Une étude réalisée par l'Université britannique d'Exeter, présentée à la Conférence 2019 de l’Association Internationale d’Alzheimer à Los Angeles, a fait sensation en montrant de manière convaincante que, dans la prévention d'Alzheimer, le mode de vie pouvait largement compenser le poids de la génétique.

Ces recherches ont analysé les données de 196 383 adultes, âgés de 60 ans et plus et d'origine européenne (de la UK Biobank) ; les scientifiques ont identifié 1 769 cas de démence. La période de suivi a duré 8 ans. Chaque participant a été classé selon qu’il présentait un risque génétique élevé, moyen ou faible de démence. Après avoir analysé les données précédemment publiées, les chercheurs ont repéré tous les facteurs de risques génétiques connus pour la maladie d’Alzheimer. Chacun de ces facteurs a été pondéré en fonction "de la force de son association avec la maladie d’Alzheimer".

Afin d’étudier l’impact du mode de vie sur les risques de démence, les participants ont été une nouvelle fois regroupés dans des "cases". Trois catégories ont été créées (favorables, intermédiaires et défavorables) en fonction de 4 critères : l’activité physique, la consommation de tabac, celle d’alcool et le régime alimentaire. À titre d’exemple, pour les chercheurs, une personne ayant un mode de vie "sain" a une alimentation dite "équilibrée" composée de trois fruits et légumes par jour.

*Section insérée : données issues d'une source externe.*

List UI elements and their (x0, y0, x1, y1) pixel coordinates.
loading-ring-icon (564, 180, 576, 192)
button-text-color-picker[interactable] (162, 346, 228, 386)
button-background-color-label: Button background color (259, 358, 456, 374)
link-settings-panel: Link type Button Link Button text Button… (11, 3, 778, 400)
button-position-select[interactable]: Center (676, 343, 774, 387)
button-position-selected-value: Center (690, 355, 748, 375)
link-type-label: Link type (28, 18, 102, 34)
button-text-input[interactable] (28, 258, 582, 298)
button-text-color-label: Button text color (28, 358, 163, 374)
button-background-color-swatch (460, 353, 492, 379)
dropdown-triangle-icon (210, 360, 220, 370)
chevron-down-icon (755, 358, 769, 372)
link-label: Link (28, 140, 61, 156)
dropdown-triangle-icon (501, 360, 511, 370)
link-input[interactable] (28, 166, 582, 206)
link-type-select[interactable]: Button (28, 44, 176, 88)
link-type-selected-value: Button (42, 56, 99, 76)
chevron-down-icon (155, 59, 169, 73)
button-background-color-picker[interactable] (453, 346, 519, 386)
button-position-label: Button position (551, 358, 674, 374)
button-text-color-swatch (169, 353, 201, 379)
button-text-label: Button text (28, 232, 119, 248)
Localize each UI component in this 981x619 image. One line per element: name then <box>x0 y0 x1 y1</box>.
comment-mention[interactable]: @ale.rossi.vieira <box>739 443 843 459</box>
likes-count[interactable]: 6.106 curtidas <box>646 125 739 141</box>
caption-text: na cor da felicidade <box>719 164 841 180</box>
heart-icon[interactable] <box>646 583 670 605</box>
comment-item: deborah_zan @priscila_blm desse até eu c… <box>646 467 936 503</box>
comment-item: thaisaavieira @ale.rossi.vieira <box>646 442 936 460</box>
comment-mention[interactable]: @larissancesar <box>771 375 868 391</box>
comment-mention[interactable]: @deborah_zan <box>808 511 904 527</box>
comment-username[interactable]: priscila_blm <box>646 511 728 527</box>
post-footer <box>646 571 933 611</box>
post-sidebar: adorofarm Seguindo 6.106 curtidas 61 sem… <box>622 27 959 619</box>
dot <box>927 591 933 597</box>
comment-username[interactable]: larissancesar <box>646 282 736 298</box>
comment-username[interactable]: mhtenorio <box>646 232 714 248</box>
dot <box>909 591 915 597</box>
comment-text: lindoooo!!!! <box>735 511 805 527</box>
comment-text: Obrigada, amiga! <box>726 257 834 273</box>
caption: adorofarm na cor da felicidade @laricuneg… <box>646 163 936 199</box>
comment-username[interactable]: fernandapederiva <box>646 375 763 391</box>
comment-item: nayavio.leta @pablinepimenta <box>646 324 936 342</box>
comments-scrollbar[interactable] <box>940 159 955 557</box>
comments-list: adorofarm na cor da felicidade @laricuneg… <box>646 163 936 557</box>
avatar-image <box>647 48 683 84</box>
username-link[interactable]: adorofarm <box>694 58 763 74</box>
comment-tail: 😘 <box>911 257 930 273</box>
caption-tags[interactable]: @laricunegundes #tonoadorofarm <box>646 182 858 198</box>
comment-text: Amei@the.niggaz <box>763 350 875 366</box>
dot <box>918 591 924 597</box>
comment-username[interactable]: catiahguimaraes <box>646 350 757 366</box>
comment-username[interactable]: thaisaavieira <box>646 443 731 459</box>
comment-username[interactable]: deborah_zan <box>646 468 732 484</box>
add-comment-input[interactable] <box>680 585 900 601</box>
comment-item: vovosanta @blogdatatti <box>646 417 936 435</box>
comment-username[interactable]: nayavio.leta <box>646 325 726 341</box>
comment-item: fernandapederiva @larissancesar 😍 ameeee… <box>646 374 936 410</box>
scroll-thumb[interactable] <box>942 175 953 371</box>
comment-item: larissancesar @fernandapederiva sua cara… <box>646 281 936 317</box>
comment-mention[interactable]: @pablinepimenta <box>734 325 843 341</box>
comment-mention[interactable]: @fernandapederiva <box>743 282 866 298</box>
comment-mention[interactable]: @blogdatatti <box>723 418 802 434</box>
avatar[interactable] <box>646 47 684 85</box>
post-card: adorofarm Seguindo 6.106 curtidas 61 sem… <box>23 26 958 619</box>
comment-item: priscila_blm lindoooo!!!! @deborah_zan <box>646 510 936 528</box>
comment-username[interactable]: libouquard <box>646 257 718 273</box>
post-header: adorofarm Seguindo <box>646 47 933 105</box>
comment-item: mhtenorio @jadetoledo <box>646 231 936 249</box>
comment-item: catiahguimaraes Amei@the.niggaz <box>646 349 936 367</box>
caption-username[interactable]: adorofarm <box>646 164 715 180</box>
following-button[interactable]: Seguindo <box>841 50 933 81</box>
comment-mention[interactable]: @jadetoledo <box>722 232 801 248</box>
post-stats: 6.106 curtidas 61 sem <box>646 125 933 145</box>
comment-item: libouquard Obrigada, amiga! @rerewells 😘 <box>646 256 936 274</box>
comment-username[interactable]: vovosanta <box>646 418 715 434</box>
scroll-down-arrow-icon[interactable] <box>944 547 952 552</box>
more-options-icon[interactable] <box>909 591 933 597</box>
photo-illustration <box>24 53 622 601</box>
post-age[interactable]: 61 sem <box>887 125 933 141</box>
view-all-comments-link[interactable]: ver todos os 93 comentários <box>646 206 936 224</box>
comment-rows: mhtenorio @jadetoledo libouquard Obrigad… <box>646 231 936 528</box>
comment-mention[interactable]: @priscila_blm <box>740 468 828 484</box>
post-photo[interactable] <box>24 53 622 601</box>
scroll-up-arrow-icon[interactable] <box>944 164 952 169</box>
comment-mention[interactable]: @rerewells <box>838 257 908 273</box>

Cette personne se limite quotidiennement à une pinte de bière. Deux fois par semaine, elle mange du poisson. Elle ne consomme que très rarement de la viande transformée. En plus de cette alimentation saine, elle ne fume pas et fait du vélo à un rythme normal à raison de deux heures et demie par semaine.

A l’inverse, une personne classée dans la catégorie "mode de vie défavorable" ne fait pas habituellement d’exercice et fume régulièrement. Son alimentation est composée de deux portions ou plus de viandes transformées par semaine ainsi que d'une viande rouge. Elle ne consomme que très peu de fruits et légumes (moins de trois fruits et légumes par semaine) et boit trois litres de bière par jour.

Les conclusions des chercheurs sont sans appel. Dans tous les groupes à risque génétique, un mode de vie sain réduit le risque de développer une démence. Ce risque est même 32 % moins élevé chez les personnes présentant un risque génétique élevé mais ayant un mode de vie sain. Une personne fumant ou ne mangeant pas ou très peu de fruits et légumes est, quant à elle, plus susceptible de développer une forme de démence.

Pour le Docteur Elzbieta Kuzma de la faculté de médecine de l’Université d’Exeter et co-auteure principale de l’étude, "Les résultats de cette vaste étude sont passionnants et montrent à quel point un mode de vie globalement sain permet de compenser le risque génétique de contracter une démence".